Good for him. What we mock is that a web site called "SmartPlanet" that supposedly dishes up green high-tech would fall for this. It doesn't help to dispel the "junk science" rep they've engendered. Had this been posted on the 1st, we might be more forgiving.
He's a farmer, not a scientist. He just doesn't get it. But hey, we have plenty of people here in the USA that believe in "over unity", like powering your car with water.
This is China's version of the balloon boy's father! As in that case, the only question that remains is whether this poor guy actually thinks he has a genuine innovation, or he really started out to pull a fast one all along. Did I see a wry smile at one point in the video? Was he laughing to himself that he'd spoofed everyone? The rocket car fins on the back are a nice added touch, too! They must really chatter in his rural village when he drives by! Smartplanet, you're better than this!
Too bad we don't know what he's saying but I never saw the fan spin on it's own, even while driving. Even if it did there would be a net loss from the extra drag. On top of that the car looked like it was heavy and the airplane fins in the back made him loose even more credibility in my eyes. Do say kudos to him for building an electric car as he is in a small group with that much ambition.

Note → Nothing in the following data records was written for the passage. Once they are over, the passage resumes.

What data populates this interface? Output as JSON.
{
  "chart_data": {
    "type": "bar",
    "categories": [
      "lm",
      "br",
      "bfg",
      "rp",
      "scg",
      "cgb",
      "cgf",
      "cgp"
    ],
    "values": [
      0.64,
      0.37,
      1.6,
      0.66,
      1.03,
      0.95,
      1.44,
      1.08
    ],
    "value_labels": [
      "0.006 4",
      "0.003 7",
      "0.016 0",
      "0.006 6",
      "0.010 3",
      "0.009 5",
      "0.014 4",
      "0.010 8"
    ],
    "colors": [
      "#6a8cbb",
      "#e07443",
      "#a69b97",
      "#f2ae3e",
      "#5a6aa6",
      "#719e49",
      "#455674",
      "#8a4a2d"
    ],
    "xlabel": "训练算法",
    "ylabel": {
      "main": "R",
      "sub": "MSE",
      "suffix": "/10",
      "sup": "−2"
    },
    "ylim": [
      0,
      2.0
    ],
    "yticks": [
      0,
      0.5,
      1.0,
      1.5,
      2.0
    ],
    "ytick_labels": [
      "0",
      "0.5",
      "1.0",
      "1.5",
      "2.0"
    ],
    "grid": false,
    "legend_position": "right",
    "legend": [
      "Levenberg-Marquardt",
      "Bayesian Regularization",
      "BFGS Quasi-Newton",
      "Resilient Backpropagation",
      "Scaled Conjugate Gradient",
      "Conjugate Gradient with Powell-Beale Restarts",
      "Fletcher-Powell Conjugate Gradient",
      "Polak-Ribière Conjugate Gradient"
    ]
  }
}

Listen guys, I can't vouch for just how effective Zhengping's invention is at harnessing energy from the wind. I'm also not saying car companies should start installing house fans in the grill of cars to re-charge the battery. I'm just pointing out that wind power tech is another method of harvesting energy that can supplement EVs or other conventional vehicles if they can figure out a really efficient way to integrate it. There's even been some research with this method. Like the Wind Explorer concept car uses a turbine to recharge the battery at a maximum rate of 20 percent. Not great, but still worth looking into, I think. http://www.digitaltrends.com/lifestyle/wind-powered-car-sets-records-in-a-3100-mile-road-test/
...exactly how many people park their cars in exposed places with enough wind to make this even theoretically viable? Perhaps if you live in the high desert or by the ocean it might work. No more keeping your car in a garage, though.